I am trying to understand how lmbench measures latency for L1, L2 and main memory.

The man page for lat_mem_rd mentions the method, but it's not clear to me:

The benchmark runs as two nested loops. The outer loop is the stride size. The inner loop is the array size. For each array size, the benchmark creates a ring of pointers that point forward one stride. Traversing the array is done by

p = (char **)*p;

in a for loop (the over head of the for loop is not significant; the loop is an unrolled loop 1000 loads long).

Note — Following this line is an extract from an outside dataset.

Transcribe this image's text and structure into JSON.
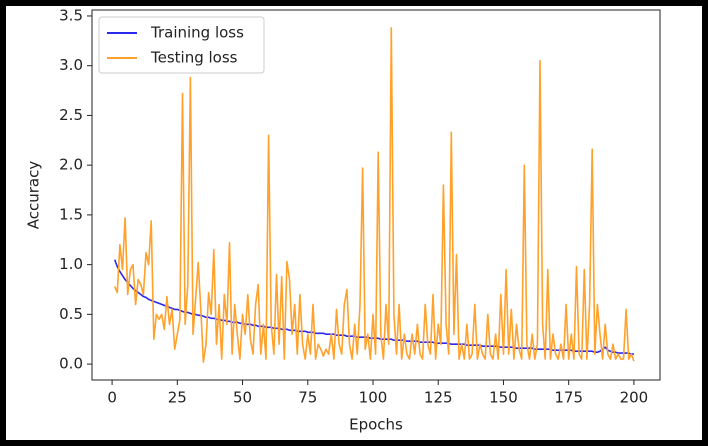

The loop stops after doing a million loads.

How do you "create a ring of pointers that point forward one stride" ? Wouldn't this mean that if the stride size was 128 Bytes, you would need to make a linked list with each node separated by exactly 128 Bytes from it's previous one? malloc just returns some random free piece of memory, so I don't see how that's possible in C. And in the piece of code, I would always get a segmentation fault. (tested it, and what is p supposed to be initialized with?)

There is a similar thread on SO(link) and the first answer discusses this, but it does not talk about how strided approach can be used with linked lists. I also looked at the source code itself (lat_mem_rd.c) but couldn't understand this from that either.

Any help is appreciated.

You can allocate large chunk of memory and then arrange elements of the linked list within allocated block on any boundary you want.